A true analysis would reveal that consciously built seating spaces would generally contain an elevated plane raised to the knee height of an individual (i.e., 450mm approximately), so that it becomes anthropometrically viable to function as a surface for sitting. Such elements range from simple benches, chairs, stools to patios and large scale amphitheatres. In other cases, simply open or semi-open spaces might also serve as seating spaces as in the case of balconies, terraces, parks, river banks, projections of rocks and beaches.
It is clearly seen from these examples that such spaces may or may not be consciously designed, but their use for such a purpose gives them their identity.
The architectural requirements of seating spaces in a personal level would extend up to a perimeter which allows social interaction between two more individuals. Thus, besides meeting the ergonomic demand, these spaces must also be barrier free and socially responsive for its users. Even in their natural occurrences, such space must fulfil these criteria before it is identified as a seating space.
A common example would be that of the entrance porches which are identified as seating space though their original purpose is completely different. The closely packed dwelling units of the Brahmapuri settlement in Jodhpur have their plinths extended horizontally from the external facades. These projections over the years have served as seating platforms for the dwellers and have been unconsciously identified themselves as seating platforms. Similar spatial entities exist in the Badami settlement of Karnataka.

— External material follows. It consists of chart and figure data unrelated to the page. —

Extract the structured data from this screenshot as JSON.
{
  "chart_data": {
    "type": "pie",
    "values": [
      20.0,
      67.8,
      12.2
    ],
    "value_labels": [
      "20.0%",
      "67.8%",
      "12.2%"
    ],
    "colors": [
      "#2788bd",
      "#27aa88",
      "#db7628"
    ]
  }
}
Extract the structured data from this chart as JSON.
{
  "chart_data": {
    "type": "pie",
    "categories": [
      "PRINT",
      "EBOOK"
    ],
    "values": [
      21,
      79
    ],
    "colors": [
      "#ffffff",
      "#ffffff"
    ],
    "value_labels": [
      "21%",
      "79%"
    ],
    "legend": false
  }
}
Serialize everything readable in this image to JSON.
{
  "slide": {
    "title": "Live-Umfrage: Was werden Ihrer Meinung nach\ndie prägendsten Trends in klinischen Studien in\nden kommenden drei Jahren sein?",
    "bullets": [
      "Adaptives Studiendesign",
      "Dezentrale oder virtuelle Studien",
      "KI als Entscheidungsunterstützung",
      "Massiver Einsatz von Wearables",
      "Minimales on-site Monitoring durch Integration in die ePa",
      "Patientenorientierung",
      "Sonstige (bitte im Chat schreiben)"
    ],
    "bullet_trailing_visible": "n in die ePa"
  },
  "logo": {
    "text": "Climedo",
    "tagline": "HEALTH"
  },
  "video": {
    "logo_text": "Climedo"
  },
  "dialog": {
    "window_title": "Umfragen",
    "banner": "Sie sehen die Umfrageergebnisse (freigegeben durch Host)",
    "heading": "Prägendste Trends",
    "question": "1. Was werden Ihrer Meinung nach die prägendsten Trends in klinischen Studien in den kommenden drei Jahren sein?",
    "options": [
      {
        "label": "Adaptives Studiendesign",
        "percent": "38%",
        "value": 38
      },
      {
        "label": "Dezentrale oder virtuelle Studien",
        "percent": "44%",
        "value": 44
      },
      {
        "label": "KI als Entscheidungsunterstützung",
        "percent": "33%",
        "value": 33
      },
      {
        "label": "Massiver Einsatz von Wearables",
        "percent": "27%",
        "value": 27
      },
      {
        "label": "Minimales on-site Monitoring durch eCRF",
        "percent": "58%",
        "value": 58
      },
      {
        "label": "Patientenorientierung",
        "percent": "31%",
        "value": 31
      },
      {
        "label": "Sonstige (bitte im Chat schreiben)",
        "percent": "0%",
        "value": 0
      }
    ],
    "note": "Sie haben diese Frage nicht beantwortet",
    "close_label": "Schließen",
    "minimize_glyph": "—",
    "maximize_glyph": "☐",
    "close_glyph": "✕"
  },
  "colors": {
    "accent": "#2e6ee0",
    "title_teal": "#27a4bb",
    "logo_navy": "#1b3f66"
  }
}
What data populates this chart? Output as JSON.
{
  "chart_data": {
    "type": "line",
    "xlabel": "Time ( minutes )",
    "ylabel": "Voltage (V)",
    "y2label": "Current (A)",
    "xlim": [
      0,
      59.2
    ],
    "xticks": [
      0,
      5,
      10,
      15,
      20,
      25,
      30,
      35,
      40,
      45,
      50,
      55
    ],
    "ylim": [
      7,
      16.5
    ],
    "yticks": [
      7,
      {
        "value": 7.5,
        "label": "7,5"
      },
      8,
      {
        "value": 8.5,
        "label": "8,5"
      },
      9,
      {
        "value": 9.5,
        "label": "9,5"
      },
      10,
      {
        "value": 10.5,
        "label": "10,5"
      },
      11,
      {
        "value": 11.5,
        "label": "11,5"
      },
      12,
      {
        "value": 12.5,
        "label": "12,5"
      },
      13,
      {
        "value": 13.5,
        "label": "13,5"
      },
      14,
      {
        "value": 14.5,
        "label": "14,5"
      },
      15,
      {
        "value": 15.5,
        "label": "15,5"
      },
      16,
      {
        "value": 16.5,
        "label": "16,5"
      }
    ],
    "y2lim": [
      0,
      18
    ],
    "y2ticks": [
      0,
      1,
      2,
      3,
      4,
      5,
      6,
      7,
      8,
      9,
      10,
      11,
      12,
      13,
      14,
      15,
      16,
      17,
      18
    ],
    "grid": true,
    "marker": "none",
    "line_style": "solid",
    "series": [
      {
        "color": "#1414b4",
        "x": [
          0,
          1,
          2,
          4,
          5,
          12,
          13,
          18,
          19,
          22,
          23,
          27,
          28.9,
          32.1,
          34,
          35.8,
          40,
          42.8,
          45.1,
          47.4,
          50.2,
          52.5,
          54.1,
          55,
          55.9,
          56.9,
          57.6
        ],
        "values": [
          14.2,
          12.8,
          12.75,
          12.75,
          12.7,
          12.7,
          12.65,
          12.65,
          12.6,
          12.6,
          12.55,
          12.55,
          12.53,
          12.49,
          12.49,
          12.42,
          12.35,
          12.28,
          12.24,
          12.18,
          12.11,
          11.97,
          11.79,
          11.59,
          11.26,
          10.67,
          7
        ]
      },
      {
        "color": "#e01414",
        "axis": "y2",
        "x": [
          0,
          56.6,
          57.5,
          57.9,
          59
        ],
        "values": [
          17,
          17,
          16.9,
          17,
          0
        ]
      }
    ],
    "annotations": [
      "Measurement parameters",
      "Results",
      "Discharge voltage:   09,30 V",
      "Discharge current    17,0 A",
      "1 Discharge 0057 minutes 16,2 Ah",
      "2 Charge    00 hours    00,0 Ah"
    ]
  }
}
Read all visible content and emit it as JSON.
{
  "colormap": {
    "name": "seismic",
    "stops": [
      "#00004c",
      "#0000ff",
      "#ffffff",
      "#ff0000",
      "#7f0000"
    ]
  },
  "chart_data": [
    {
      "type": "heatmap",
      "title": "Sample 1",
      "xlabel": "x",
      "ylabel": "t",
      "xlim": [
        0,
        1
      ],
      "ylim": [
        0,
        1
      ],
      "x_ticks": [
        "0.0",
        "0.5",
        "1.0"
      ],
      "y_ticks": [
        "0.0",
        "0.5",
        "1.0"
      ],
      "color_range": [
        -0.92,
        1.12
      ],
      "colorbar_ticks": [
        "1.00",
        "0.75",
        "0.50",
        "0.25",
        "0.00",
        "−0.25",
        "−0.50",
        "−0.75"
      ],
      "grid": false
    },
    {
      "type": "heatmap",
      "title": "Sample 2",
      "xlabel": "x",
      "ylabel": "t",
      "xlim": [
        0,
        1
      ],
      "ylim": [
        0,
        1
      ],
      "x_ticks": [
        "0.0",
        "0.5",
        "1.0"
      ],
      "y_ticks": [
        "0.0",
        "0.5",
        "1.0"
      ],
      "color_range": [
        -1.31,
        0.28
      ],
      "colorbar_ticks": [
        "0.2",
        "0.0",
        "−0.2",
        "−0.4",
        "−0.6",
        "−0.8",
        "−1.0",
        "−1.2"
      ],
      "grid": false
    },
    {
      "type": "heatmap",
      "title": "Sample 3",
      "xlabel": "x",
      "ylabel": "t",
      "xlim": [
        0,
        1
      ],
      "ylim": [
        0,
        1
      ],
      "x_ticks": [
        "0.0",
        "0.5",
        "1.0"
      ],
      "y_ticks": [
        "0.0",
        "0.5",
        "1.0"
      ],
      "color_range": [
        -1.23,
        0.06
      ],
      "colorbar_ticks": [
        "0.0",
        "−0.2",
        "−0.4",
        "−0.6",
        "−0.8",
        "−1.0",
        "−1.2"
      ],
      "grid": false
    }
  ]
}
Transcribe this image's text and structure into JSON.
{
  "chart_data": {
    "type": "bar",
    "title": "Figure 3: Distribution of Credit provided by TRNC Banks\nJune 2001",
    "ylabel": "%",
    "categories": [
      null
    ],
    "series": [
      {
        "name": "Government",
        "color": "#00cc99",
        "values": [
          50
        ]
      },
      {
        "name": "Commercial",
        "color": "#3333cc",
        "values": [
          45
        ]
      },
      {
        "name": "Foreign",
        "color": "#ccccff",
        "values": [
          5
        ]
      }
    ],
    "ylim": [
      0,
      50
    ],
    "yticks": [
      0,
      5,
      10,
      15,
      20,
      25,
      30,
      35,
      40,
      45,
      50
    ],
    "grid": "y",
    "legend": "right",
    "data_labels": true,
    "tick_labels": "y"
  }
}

It is also very commonly observed that natural features are often identified as seating spaces though they might not necessarily be in sync with the ergonomic requirements of its users. In such cases, the spatial experience emerging from the surroundings play a dominant role in identifying such a space as a seating space. This is usually observed in the crevices, projections and voids found in naturally occurring rocks. There are no strict boundaries and is purely a subjective judgement to identify spaces for the purpose of sitting. Many a times, it has been observed that a typical lane in cities such as Kolkata, have many interesting definition of seating spaces carved from the users’ imagination. If for instance, a roadside tea shop is hypothetically considered, then, in all probability, it would have no formal arrangements for its customers to relax and sit. However, it would be probably be located under the shade of a large Chatim or Banyan tree. This tree would be surrounded with a few rocks or wooden planks. Customers would usually identify areas like these as pockets of congregation spaces despite their random and irregular occurrences. The street culture is identified from the characteristic development of such congregation pockets without conscious design interventions.
Thus, in a nutshell, seating spaces are nothing but spaces conceptualised as planes to be used for the purpose of sitting or reposing. Their functionality may be determined from a conscious effort to define the activity for which it is built through design interventions. However, in some cases, their functionality maybe a direct result of regular usage of spatial pockets or entities for the purpose of sitting. Thus, there are no standards or rules for identifying such spaces and their existence is purely a subjective choice based out of need. However, the existence of seating spaces of this nature helps to develop the architectural character of city pockets, making them alive and socially responsive.
- An analysis derived from day to day observations.
- Case study on the public socio-cultural aspects of the Brahmapuri settlement and the inferences drawn from the study in the context of socially responsive spaces.
- Observations from the old Badami settlement.